Today in the Brexit saga,
“Kent is going full steam ahead with its contingency plans to prevent gridlock on its roads in the event of congestion in Dover or Calais.
Concrete barriers have already been erected on the main port artery in Kent, with a section of the London-bound M20 between junction 8 and junction 9 now operating as a 50mph contraflow for normal traffic. Work on signage will be completed over the weekend.
The coastbound section will be closed off to all but lorry traffic from next week to allow Highways England to carry out a dry run to cope with possible chaos after 11pm on 29 March.”
“Manston airport near Ramsgate is in the final stages of preparation for use as a lorry park for up to 6,000 heavy goods vehicles in the event of gridlock.

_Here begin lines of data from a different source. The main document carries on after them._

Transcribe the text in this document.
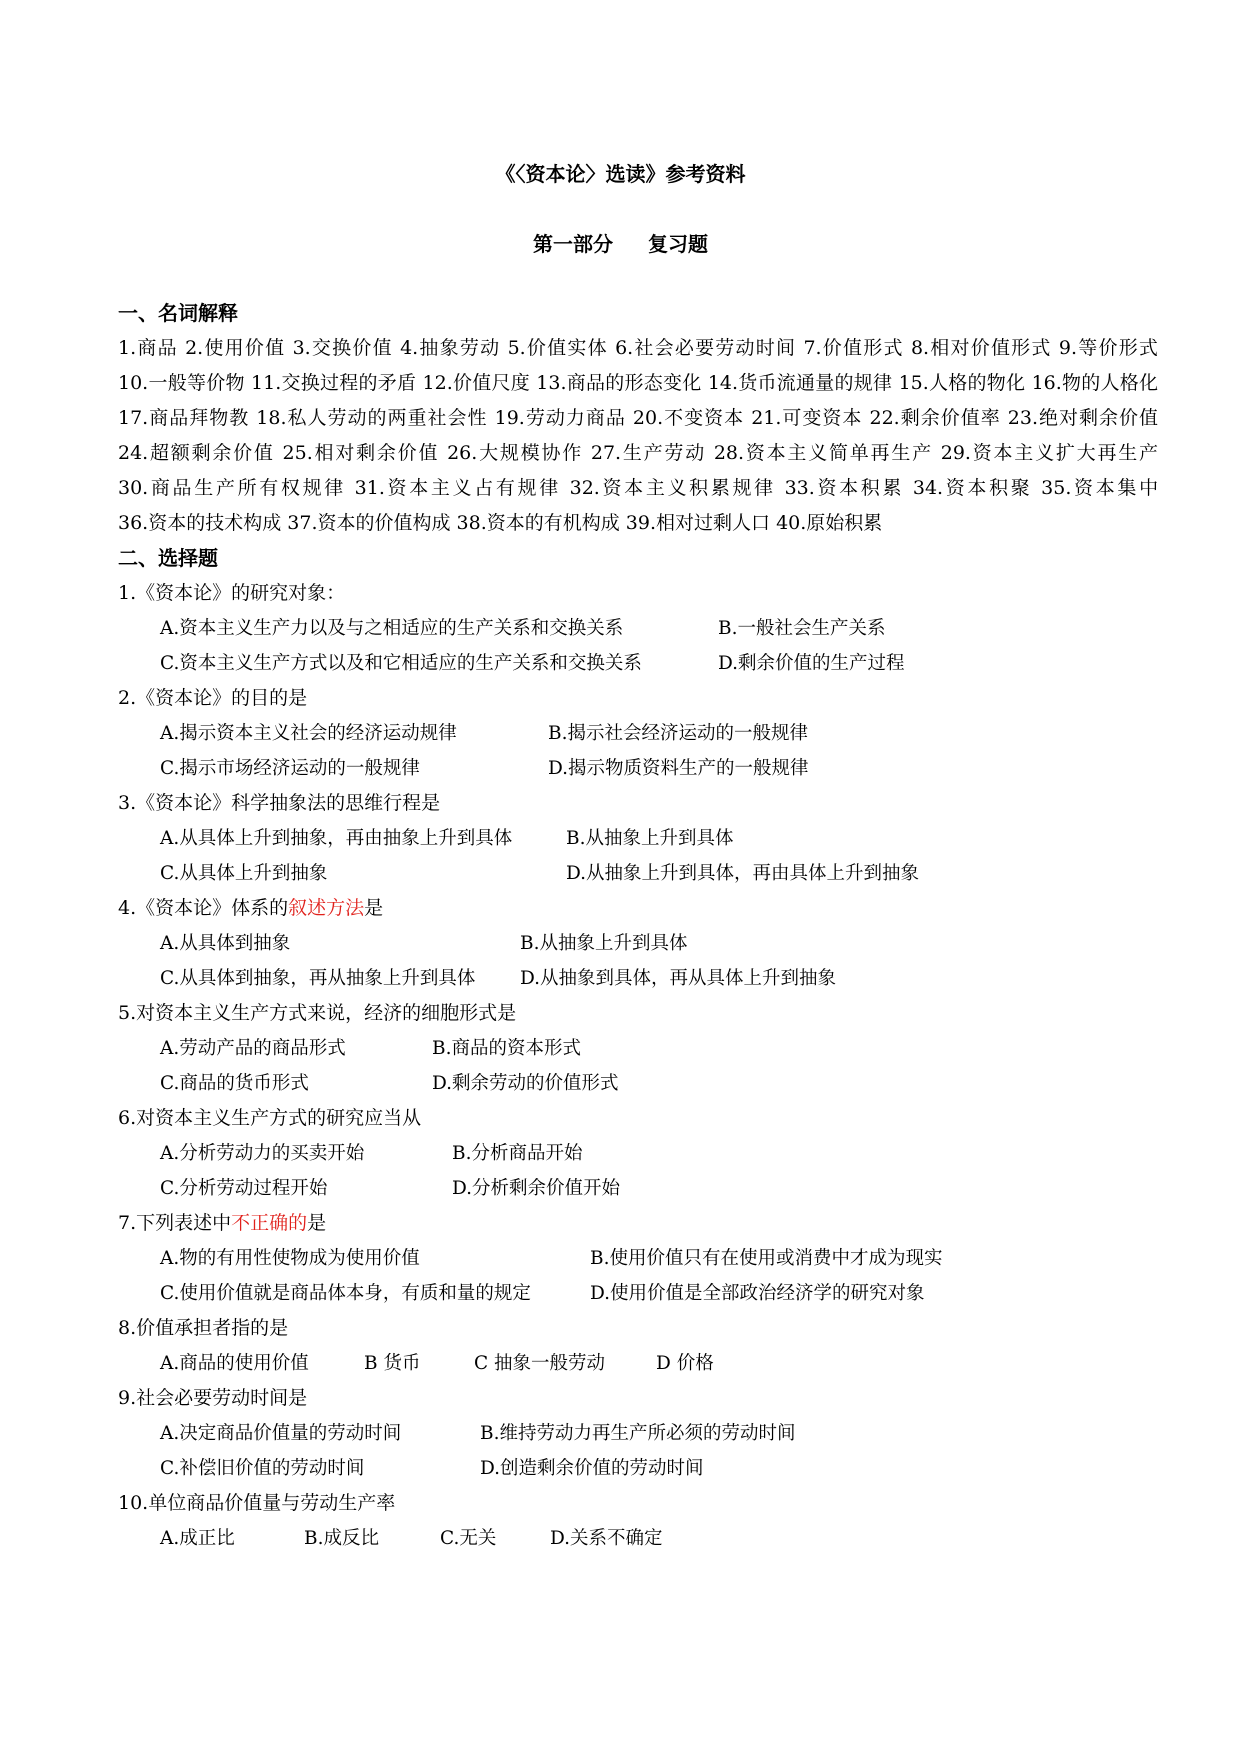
《〈资本论〉选读》参考资料
第一部分 复习题
一、名词解释
1.商品 2.使用价值 3.交换价值 4.抽象劳动 5.价值实体 6.社会必要劳动时间 7.价值形式 8.相对价值形式 9.等价形式 10.一般等价物 11.交换过程的矛盾 12.价值尺度 13.商品的形态变化 14.货币流通量的规律 15.人格的物化 16.物的人格化 17.商品拜物教 18.私人劳动的两重社会性 19.劳动力商品 20.不变资本 21.可变资本 22.剩余价值率 23.绝对剩余价值 24.超额剩余价值 25.相对剩余价值 26.大规模协作 27.生产劳动 28.资本主义简单再生产 29.资本主义扩大再生产 30.商品生产所有权规律 31.资本主义占有规律 32.资本主义积累规律 33.资本积累 34.资本积聚 35.资本集中 36.资本的技术构成 37.资本的价值构成 38.资本的有机构成 39.相对过剩人口 40.原始积累
二、选择题
1.《资本论》的研究对象：
A.资本主义生产力以及与之相适应的生产关系和交换关系	B.一般社会生产关系
C.资本主义生产方式以及和它相适应的生产关系和交换关系	D.剩余价值的生产过程
2.《资本论》的目的是
A.揭示资本主义社会的经济运动规律	B.揭示社会经济运动的一般规律
C.揭示市场经济运动的一般规律	D.揭示物质资料生产的一般规律
3.《资本论》科学抽象法的思维行程是
A.从具体上升到抽象，再由抽象上升到具体	B.从抽象上升到具体
C.从具体上升到抽象	D.从抽象上升到具体，再由具体上升到抽象
4.《资本论》体系的叙述方法是
A.从具体到抽象	B.从抽象上升到具体
C.从具体到抽象，再从抽象上升到具体 D.从抽象到具体，再从具体上升到抽象
5.对资本主义生产方式来说，经济的细胞形式是
A.劳动产品的商品形式	B.商品的资本形式
C.商品的货币形式	D.剩余劳动的价值形式
6.对资本主义生产方式的研究应当从
A.分析劳动力的买卖开始	B.分析商品开始
C.分析劳动过程开始	D.分析剩余价值开始
7.下列表述中不正确的是
A.物的有用性使物成为使用价值	B.使用价值只有在使用或消费中才成为现实
C.使用价值就是商品体本身，有质和量的规定	D.使用价值是全部政治经济学的研究对象
8.价值承担者指的是
A.商品的使用价值	B 货币	C 抽象一般劳动	D 价格
9.社会必要劳动时间是
A.决定商品价值量的劳动时间	B.维持劳动力再生产所必须的劳动时间
C.补偿旧价值的劳动时间	D.创造剩余价值的劳动时间
10.单位商品价值量与劳动生产率
A.成正比	B.成反比	C.无关	D.关系不确定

Councillors will also hear from adult social care and health officers who have plans to minimise the risk of disruption to admissions of patients to hospitals, residential care homes and the supply of fuel, medication, cleaning and sanitation products.
Schools have also been issued with Brexit guidelines warning them to think twice before closing down in the event that staff cannot make it through the gridlock.”
From UK’s emergency plans for no-deal Brexit begin to be put into action in The Guardian.
Michael Hirsh writes elsewhere today that
“Britain’s humiliation has been a powerful lesson for even the most virulent populists and nationalists within the EU, rendering the idea of full exit all but unthinkable, a new political third rail.”
That may be wishful thinking, for also today, across the channel and just up the road, comes news that Far-right Forum for Democracy wins most seats in Dutch provincial elections.